Foto: Bruno Spada / Câmara dos Deputados
A Câmara dos Deputados aprovou na noite desta quarta (20), um projeto de lei que impede que órgãos de fiscalização ambiental adotem medidas cautelares. O texto agora será enviado ao Senado.
O projeto é de autoria dos deputados Lucio Mosquini (MDB) e Zé Adriano (PP). O texto aprovado foi o substitutivo da relatora na Câmara, a deputada Marussa Boldrin (MDB).
Inicialmente, o PL proibia que imagens de satélite fossem utilizadas como base para impor embargos a obras e desmatamentos, como medida cautelar. A relatora manteve a norma, mas que se aplica somente caso haja uma notificação prévia ao responsável para que envie esclarecimentos e documentos. Uma atuação para impedir o avanço de possíveis danos nestes casos, dependeria da defesa do responsável.
O uso de imagens por satélite é adotado pelo Ibama em casos mais graves e quando o órgão não consegue de apreender máquinas e outros veículos utilizados caso haja impossibilidade de deslocamento. Dessa forma, a medida impede danos maiores em casos onde há crime ambiental.
Um dos autores da proposta, o deputado Lucio Mosquini, defende que atualmente há punição por crimes ambientais sem direito de defesa.
"Não podemos, a custo do uso dos satélites, afrontar o direito de defesa do cidadão.
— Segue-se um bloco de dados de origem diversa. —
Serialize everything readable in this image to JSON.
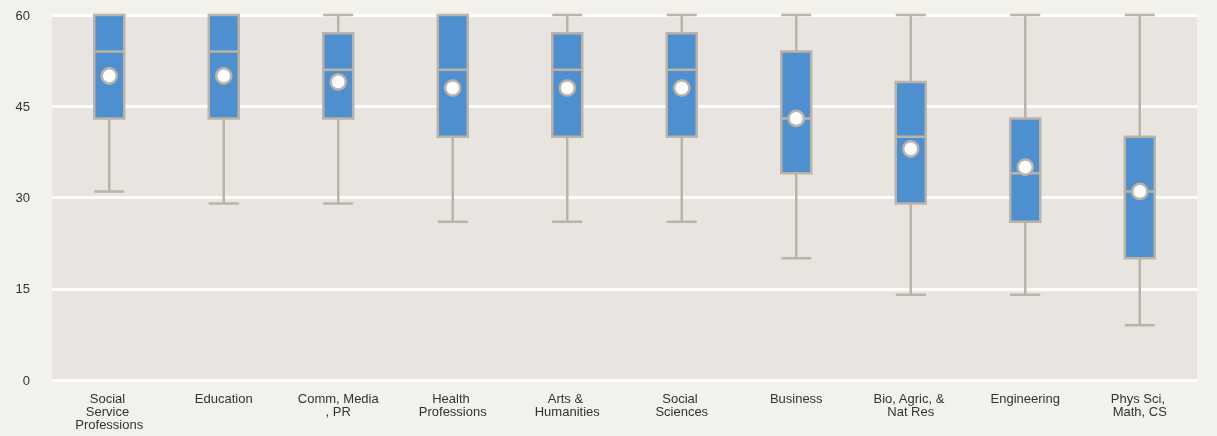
{
  "chart_data": {
    "type": "box",
    "categories": [
      "Social Service Professions",
      "Education",
      "Comm, Media, PR",
      "Health Professions",
      "Arts & Humanities",
      "Social Sciences",
      "Business",
      "Bio, Agric, & Nat Res",
      "Engineering",
      "Phys Sci, Math, CS"
    ],
    "series": [
      {
        "color": "#4e8fcf",
        "boxes": [
          {
            "low": 31,
            "q1": 43,
            "median": 54,
            "q3": 60,
            "high": 60,
            "mean": 50
          },
          {
            "low": 29,
            "q1": 43,
            "median": 54,
            "q3": 60,
            "high": 60,
            "mean": 50
          },
          {
            "low": 29,
            "q1": 43,
            "median": 51,
            "q3": 57,
            "high": 60,
            "mean": 49
          },
          {
            "low": 26,
            "q1": 40,
            "median": 51,
            "q3": 60,
            "high": 60,
            "mean": 48
          },
          {
            "low": 26,
            "q1": 40,
            "median": 51,
            "q3": 57,
            "high": 60,
            "mean": 48
          },
          {
            "low": 26,
            "q1": 40,
            "median": 51,
            "q3": 57,
            "high": 60,
            "mean": 48
          },
          {
            "low": 20,
            "q1": 34,
            "median": 43,
            "q3": 54,
            "high": 60,
            "mean": 43
          },
          {
            "low": 14,
            "q1": 29,
            "median": 40,
            "q3": 49,
            "high": 60,
            "mean": 38
          },
          {
            "low": 14,
            "q1": 26,
            "median": 34,
            "q3": 43,
            "high": 60,
            "mean": 35
          },
          {
            "low": 9,
            "q1": 20,
            "median": 31,
            "q3": 40,
            "high": 60,
            "mean": 31
          }
        ]
      }
    ],
    "ylim": [
      0,
      60
    ],
    "yticks": [
      0,
      15,
      30,
      45,
      60
    ],
    "grid": "y",
    "marker": "circle"
  }
}
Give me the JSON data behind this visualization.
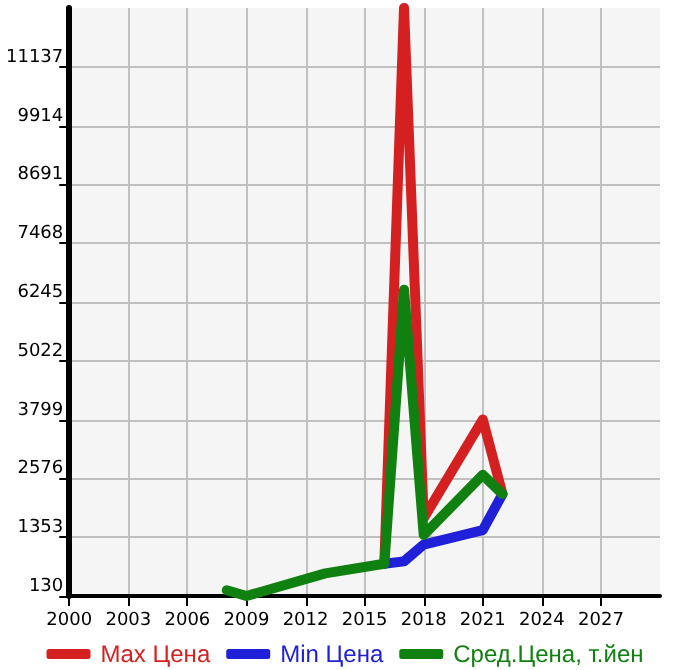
{
  "chart_data": {
    "type": "line",
    "x": [
      2008,
      2009,
      2013,
      2016,
      2017,
      2018,
      2021,
      2022
    ],
    "series": [
      {
        "name": "Max Цена",
        "color": "#d42020",
        "values": [
          null,
          null,
          null,
          800,
          12360,
          1750,
          3800,
          2250
        ]
      },
      {
        "name": "Min Цена",
        "color": "#2020d8",
        "values": [
          null,
          null,
          null,
          800,
          850,
          1200,
          1500,
          2250
        ]
      },
      {
        "name": "Сред.Цена, т.йен",
        "color": "#108010",
        "values": [
          250,
          130,
          600,
          800,
          6500,
          1400,
          2650,
          2250
        ]
      }
    ],
    "xlim": [
      2000,
      2030
    ],
    "xticks": [
      2000,
      2003,
      2006,
      2009,
      2012,
      2015,
      2018,
      2021,
      2024,
      2027
    ],
    "ylim": [
      130,
      12360
    ],
    "yticks": [
      130,
      1353,
      2576,
      3799,
      5022,
      6245,
      7468,
      8691,
      9914,
      11137
    ],
    "grid": true,
    "legend": "bottom",
    "marker": "none",
    "line_style": "solid"
  }
}
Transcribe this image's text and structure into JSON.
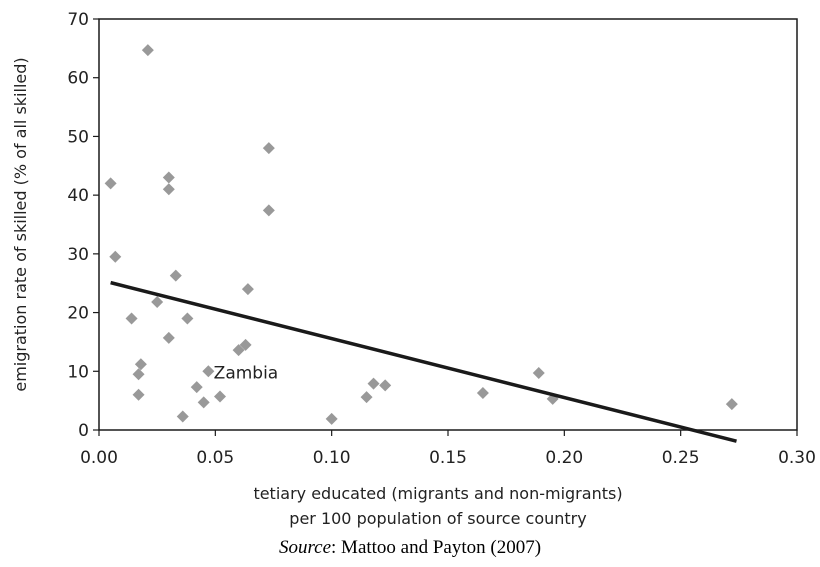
{
  "chart_data": {
    "type": "scatter",
    "xlabel_lines": [
      "tetiary educated (migrants and non-migrants)",
      "per 100 population of source country"
    ],
    "ylabel": "emigration rate of skilled (% of all skilled)",
    "xlim": [
      0,
      0.3
    ],
    "ylim": [
      0,
      70
    ],
    "x_ticks": [
      "0.00",
      "0.05",
      "0.10",
      "0.15",
      "0.20",
      "0.25",
      "0.30"
    ],
    "y_ticks": [
      "0",
      "10",
      "20",
      "30",
      "40",
      "50",
      "60",
      "70"
    ],
    "grid": false,
    "marker": "diamond",
    "marker_color": "#999999",
    "trend_color": "#1a1a1a",
    "points": [
      {
        "x": 0.005,
        "y": 42
      },
      {
        "x": 0.007,
        "y": 29.5
      },
      {
        "x": 0.014,
        "y": 19
      },
      {
        "x": 0.017,
        "y": 9.5
      },
      {
        "x": 0.017,
        "y": 6
      },
      {
        "x": 0.018,
        "y": 11.2
      },
      {
        "x": 0.021,
        "y": 64.7
      },
      {
        "x": 0.025,
        "y": 21.8
      },
      {
        "x": 0.03,
        "y": 43
      },
      {
        "x": 0.03,
        "y": 41
      },
      {
        "x": 0.03,
        "y": 15.7
      },
      {
        "x": 0.033,
        "y": 26.3
      },
      {
        "x": 0.036,
        "y": 2.3
      },
      {
        "x": 0.038,
        "y": 19
      },
      {
        "x": 0.042,
        "y": 7.3
      },
      {
        "x": 0.045,
        "y": 4.7
      },
      {
        "x": 0.047,
        "y": 10
      },
      {
        "x": 0.052,
        "y": 5.7
      },
      {
        "x": 0.06,
        "y": 13.6
      },
      {
        "x": 0.063,
        "y": 14.5
      },
      {
        "x": 0.064,
        "y": 24
      },
      {
        "x": 0.073,
        "y": 48
      },
      {
        "x": 0.073,
        "y": 37.4
      },
      {
        "x": 0.1,
        "y": 1.9
      },
      {
        "x": 0.115,
        "y": 5.6
      },
      {
        "x": 0.118,
        "y": 7.9
      },
      {
        "x": 0.123,
        "y": 7.6
      },
      {
        "x": 0.165,
        "y": 6.3
      },
      {
        "x": 0.189,
        "y": 9.7
      },
      {
        "x": 0.195,
        "y": 5.3
      },
      {
        "x": 0.272,
        "y": 4.4
      }
    ],
    "trend_line": {
      "x": [
        0.005,
        0.274
      ],
      "y": [
        25.1,
        -1.9
      ]
    },
    "annotation": {
      "text": "Zambia",
      "x": 0.048,
      "y": 10
    }
  },
  "source": {
    "label": "Source",
    "text": ": Mattoo and Payton (2007)"
  }
}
Esse é um princípio elementar da democracia. Quando um equipamento eletrônico usurpa esse direito, temos de nos insurgir contra isso", afirma.
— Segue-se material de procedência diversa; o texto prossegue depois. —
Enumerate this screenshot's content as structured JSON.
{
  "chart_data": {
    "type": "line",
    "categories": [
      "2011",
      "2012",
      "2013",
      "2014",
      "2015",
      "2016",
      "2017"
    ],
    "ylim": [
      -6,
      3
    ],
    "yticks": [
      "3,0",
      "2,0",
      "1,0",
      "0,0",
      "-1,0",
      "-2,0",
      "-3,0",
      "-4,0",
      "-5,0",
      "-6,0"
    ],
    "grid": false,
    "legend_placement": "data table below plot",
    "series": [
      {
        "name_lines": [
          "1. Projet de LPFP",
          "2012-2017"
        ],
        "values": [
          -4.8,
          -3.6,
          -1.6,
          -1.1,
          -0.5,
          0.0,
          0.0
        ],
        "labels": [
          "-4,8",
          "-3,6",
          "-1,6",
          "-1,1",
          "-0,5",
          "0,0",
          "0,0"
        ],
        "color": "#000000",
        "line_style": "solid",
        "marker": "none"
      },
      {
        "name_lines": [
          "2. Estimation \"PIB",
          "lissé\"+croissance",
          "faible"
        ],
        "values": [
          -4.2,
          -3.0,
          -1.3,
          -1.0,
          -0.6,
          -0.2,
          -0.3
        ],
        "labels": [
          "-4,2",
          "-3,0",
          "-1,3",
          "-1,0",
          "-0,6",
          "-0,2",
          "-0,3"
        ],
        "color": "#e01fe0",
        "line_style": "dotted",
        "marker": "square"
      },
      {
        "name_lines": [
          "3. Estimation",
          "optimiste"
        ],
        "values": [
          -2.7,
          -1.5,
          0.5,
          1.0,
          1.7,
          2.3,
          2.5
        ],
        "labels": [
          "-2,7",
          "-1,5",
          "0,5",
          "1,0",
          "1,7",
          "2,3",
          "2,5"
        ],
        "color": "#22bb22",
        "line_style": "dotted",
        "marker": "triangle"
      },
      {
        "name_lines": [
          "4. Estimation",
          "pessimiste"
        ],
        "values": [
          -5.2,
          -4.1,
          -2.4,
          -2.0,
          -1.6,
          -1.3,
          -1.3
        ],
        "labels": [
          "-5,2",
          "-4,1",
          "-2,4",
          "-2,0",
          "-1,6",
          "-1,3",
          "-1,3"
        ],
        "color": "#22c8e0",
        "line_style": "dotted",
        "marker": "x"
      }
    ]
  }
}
O parlamentar diz também que o satélite não consegue determinar a causa do desmatamento e que pode não ser causado pelo produtor.
"O satélite não sabe se aquilo é desmatamento, se colocou fogo na propriedade, se houve tempestade e caiu árvore. O que ele faz, através de IA [inteligência artificial], é embargar", defende.
Por outro lado, o líder da federação PSOL-Rede, o deputado Tarcísio Motta (PSOL), afirma que o PL protege criminosos.
"Temos um crime cometido e há um flagrante. Estamos falando de áreas remotas que precisam ser preservadas. E falando de um tipo de crime em que a urgência das medidas é absolutamente necessária", avalia.
O deputado Bohn Gass (PT) declarou que casos de desmatamentos tiveram redução nos últimos anos, graças à meios de fiscalização remota, como as imagens de satélite.
Já a deputada Marina Silva (Rede), alerta para o perigo da exposição de agentes de órgãos reguladores.
"Injustiça é expor o fiscal do Ibama, do ICMBio a ir para operação corpo a corpo e ser recebido com bala por pessoas que invadem e fazem grilagem de terra pública, terra indígena", afirma.